The Missouri men’s basketball team isn’t handing opposing coaches any favors.
For the second time this season, the Tigers caused an opposing coach to term his team’s loss to Missouri as one of the worst in his tenure.
“It’s a very difficult loss to stomach,” Stephen F. Austin coach Danny Kaspar said. “One of the hardest ones I’ve had at SFA.”
It’s not that the games have been won or lost in heart-breaking fashion. But Missouri’s defense has made teams look sloppy — and at times unprepared — as was the case Saturday night in the Tigers’ 85-56 win against Stephen F. Austin at Mizzou Arena.
The full-court trap defense carried the team in the first half and left Stephen F. Austin confused. The Lumberjacks, who scored 17 first-half points, battled to get the ball in bounds or even past the half-court line.
“We really had a tough time with their ball pressure,” Kaspar said. “Missouri put it on us. It had a lot to do with their double-team trapping.”

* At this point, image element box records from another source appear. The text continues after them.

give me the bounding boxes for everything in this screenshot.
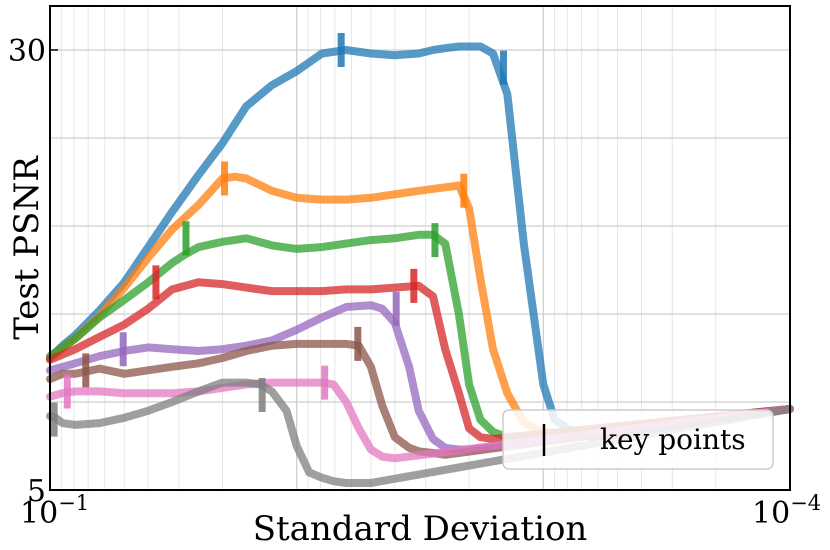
series-line-blue — [46, 42, 794, 442]
series-line-orange — [46, 172, 794, 438]
y-tick-label: 5 — [27, 474, 46, 509]
series-line-green — [46, 230, 794, 442]
series-line-red — [46, 278, 794, 443]
key-points-layer — [50, 33, 508, 437]
series-layer — [46, 42, 794, 487]
y-tick-label: 30 — [8, 34, 46, 69]
plot-frame — [49, 5, 791, 491]
x-tick-label: 10−4 — [752, 491, 821, 531]
grid — [49, 6, 791, 490]
legend-box — [502, 409, 774, 470]
series-line-purple — [46, 301, 794, 454]
series-line-brown — [46, 339, 794, 459]
x-tick-label: 10−1 — [20, 491, 89, 531]
legend: key points — [502, 409, 774, 470]
x-tick-base: 10 — [20, 496, 58, 531]
x-axis-label: Standard Deviation — [253, 509, 588, 549]
x-tick-base: 10 — [752, 496, 790, 531]
y-axis-label: Test PSNR — [7, 155, 47, 340]
x-tick-exponent: −4 — [790, 491, 821, 515]
legend-key-label: key points — [600, 423, 746, 456]
x-tick-exponent: −1 — [58, 491, 89, 515]
series-line-gray — [46, 378, 794, 487]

After a poor first-half performance from his starters, Kaspar didn’t see an improvement in the second half. He was so frustrated with his team’s play against Missouri’s defense that he benched his starters less than three minutes into the second half. The coach replaced them with five new players off the bench. Four of the Lumberjacks’ five starters played less than half of the game.
Missouri players say the key to coach Mike Anderson’s defense is energy. But more specifically, Anderson’s defense requires speed and activity in passing lines and on the ball. When implemented by a team with athletic players, such as Missouri, it works excellently.
“Sometimes energy and just playing hard will put you in the right places,” junior guard Jason Horton said. “And that’s what happened tonight.”
From the moment he became Missouri’s head coach, Anderson has made defense the team’s focal point. He has never concerned himself with offense. He said he believes good defense will create the offense.
Horton estimates the team works on defense “about 95 to 100 percent of the time” during practice. The only exception is when the team can’t seem to make a shot during practice. And even then, the team will take no more than a five- or 10-minute break to shoot the basketball.
“We’re always working on defense the whole practice,” Horton said. “Every segment in practice that we do is defense. That’s more of a solid thing to depend on than ajump shot.”
Junior guard Stefhon Hannah’s on-the-ball defense leads the front of Missouri’s press. With four steals against the Lumberjacks, Hannah moved up to No. 2 in the nation with 23 steals. Hannah’s speed and quick reaction time have forced opposing guards to constantly turn the ball over.
“Defensively, our guards dictate the tempo of the game,” Anderson said. “They put pressure on the ball, get in the passing lanes. The pressure, the tempo...it starts with our guards.”
Defensive energy can also bail out the offense when it has an off night. On Saturday, Missouri struggled somewhat in the first half on offense. The Tigers turned the ball over 11 times in the half and scored only 32 points.
“Defense never takes a night off,” junior center Kalen Grimes said. “That’s the main focus of this team. The main focus of our offense even is our defense. With defense, you’ll get turnovers. And with turnovers, you’ll get baskets.”
The Tigers’ first-half woes on offense are nothing new. In the last four games combined, Missouri has scored 63 more points in the second half than in the first. Part of the reason is because Anderson uses the first half to see what rotation he will go with during the second half, which he considers more important.
Anderson played 12 players in the first half, including forward Glen Dandridge, who was playing in just his second game since breaking his foot. Late in the game, Dandridge made back-to-back 3-pointers.